Refugees And Migrants Can Be Used Better To Build Our Cities
When Gurgaon-based media professional Namita Sinha recently hired a domestic help to do the daily chores and cook for her household, she was quite pleased with her pick. Neelam took charge of the place in no time at all, and soon Sinha was completely reliant on her. As their daily friendly chats progressed, Sinha discovered that the real name of her maid servant was Shabana, and she was actually a refugee from Bangladesh.
Shabana’s employment with Sinha continued because Sinha wanted the maid for her work, and not for her ethnicity. If Shabana had been settled in some remote area of rural India, it is more likely that her services would have been terminated on the discovery that she was a Bangladeshi refugee working in India with a fake identity.
It is in this context that we should examine the merits of matching skills against employability as a policy to re-settle refugees across the globe. The roadblocks in the way to achieve it are so many that the Union Nations (UN) has already cut down on its earlier target of hundred per cent re-settling. In September, the UN held its first summit on refugees and migrants, and tasked member countries with settling as many as 21.3 million refugees across the world.
Quoting United Nations High Commissioner for Refugees (UNHCR), a Bloomberg report says that every year since 2009 the resettlement opportunities are being wasted because the "resettlement process is riddled with inefficiency". "Just one refugee in need of resettlement out of every 10 is offered a resettlement place, but even that paltry capacity is not being used up," says the report.
The issue is of great global significance and the debate over this can go on. However, let's focus here on how India can greatly benefit from acknowledging migrants and utilising this workforce in an efficient manner for building its towns and cities.

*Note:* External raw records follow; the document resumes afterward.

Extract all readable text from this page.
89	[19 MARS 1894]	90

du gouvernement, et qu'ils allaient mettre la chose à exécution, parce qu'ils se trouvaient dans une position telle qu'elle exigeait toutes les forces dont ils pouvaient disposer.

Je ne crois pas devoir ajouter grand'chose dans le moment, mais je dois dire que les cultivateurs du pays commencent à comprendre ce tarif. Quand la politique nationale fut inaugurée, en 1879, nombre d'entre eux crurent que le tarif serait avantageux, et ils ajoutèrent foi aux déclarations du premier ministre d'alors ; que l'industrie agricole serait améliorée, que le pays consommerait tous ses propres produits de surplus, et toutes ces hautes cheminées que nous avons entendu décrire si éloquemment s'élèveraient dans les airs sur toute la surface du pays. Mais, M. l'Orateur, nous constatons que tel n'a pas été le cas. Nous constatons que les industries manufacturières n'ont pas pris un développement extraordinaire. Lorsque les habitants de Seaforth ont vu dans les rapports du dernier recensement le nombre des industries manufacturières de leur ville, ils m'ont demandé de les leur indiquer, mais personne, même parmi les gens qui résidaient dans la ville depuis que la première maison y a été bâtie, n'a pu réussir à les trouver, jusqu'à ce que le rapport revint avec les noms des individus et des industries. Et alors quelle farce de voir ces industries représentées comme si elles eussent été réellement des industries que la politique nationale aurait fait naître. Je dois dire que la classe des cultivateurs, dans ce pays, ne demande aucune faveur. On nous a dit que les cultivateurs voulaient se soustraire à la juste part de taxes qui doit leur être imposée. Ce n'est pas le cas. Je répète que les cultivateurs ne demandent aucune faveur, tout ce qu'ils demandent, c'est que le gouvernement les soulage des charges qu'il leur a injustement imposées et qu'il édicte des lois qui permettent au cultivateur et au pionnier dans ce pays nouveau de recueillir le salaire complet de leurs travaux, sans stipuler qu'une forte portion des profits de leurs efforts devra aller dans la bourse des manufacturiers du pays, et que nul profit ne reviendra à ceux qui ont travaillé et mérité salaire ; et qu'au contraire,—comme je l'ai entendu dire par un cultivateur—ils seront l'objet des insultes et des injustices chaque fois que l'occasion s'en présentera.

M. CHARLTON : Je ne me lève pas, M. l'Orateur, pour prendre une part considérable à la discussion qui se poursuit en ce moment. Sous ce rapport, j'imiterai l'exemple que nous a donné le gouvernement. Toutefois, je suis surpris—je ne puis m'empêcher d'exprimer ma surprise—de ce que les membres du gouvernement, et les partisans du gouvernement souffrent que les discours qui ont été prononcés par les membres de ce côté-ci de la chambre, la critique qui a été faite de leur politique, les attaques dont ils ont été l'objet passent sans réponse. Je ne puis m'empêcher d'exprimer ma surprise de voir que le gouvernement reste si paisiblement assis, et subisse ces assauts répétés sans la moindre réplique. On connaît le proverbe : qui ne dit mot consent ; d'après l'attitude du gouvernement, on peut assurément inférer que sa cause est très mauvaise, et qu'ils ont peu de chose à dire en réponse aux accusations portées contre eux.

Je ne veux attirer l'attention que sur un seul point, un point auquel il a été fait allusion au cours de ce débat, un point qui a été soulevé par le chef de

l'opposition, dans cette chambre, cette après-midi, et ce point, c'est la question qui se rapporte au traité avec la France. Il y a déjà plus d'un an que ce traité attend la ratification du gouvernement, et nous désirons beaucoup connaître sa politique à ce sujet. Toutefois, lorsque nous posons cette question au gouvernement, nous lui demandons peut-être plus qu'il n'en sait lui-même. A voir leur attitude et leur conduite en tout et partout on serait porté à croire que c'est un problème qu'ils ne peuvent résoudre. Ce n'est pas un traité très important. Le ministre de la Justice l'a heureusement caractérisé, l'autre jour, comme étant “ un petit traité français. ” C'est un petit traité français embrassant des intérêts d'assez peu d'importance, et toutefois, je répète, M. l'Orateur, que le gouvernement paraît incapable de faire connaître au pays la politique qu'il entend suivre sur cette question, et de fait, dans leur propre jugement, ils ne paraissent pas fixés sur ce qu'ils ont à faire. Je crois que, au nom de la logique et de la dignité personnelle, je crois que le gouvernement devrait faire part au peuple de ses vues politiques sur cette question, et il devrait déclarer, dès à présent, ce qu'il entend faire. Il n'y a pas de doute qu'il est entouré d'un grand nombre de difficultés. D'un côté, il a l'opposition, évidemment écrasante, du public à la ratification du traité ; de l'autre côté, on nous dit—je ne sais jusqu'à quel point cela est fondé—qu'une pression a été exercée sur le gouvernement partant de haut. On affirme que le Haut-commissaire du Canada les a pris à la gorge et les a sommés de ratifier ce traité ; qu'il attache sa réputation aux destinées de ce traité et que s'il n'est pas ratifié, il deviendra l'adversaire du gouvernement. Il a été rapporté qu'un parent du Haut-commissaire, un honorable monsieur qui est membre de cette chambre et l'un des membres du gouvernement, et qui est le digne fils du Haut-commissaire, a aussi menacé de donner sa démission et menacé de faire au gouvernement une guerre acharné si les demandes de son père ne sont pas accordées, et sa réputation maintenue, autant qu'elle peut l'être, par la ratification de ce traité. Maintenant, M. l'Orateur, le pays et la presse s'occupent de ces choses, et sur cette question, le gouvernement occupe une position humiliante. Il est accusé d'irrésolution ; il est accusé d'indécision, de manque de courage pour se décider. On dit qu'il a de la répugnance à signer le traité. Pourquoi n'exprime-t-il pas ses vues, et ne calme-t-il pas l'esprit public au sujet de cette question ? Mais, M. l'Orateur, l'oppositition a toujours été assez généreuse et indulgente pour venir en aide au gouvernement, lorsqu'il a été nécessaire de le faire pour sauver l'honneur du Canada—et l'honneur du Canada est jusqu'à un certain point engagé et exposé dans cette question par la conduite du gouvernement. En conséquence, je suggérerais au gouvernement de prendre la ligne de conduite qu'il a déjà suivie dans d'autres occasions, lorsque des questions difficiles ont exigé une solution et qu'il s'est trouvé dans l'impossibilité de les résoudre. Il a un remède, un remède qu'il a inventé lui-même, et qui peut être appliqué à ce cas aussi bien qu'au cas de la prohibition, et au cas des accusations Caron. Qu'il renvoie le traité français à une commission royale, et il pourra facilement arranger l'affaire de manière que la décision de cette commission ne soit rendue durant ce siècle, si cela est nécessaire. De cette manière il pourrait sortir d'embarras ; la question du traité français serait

The Bloomberg report suggests that nations' failure to consult refugees as well as local communities are the root causes of the failure to efficiently settle migrants and refugees. Since these people are a reality and must be settled, it makes a lot of sense to recognise their skills and areas of strength and employ them in relevant sectors to build an efficient workforce, to the advantage of the country’s progress.
A solution to frequent mismatches is a comprehensive, algorithm-based system to match skills and places of work – in a more organised way. Most households in Delhi, for instance, avail of the services of Bangladeshi migrants who do not figure anywhere in the official records. In the busy urban life, there is a great demand for domestic helps and these refugees seem to be an easy supply. We usually do not have the time for background checks on domestic workers. Properly maintained official records would change the way these workers are perceived. Local people, for one, would feel safer hiring them.
Meanwhile, the government could channelise them better by making efforts to put them on record and doing some work on matching their skills with available employment opportunities in the country. A textile worker from Bangladesh, for example, would do a better job in textile mills of, say, Surat than as a domestic help in, say, an apartment in Gurgaon or Noida. Sinha would later find out that Shabana is even better with her needle work than she is with the ladle.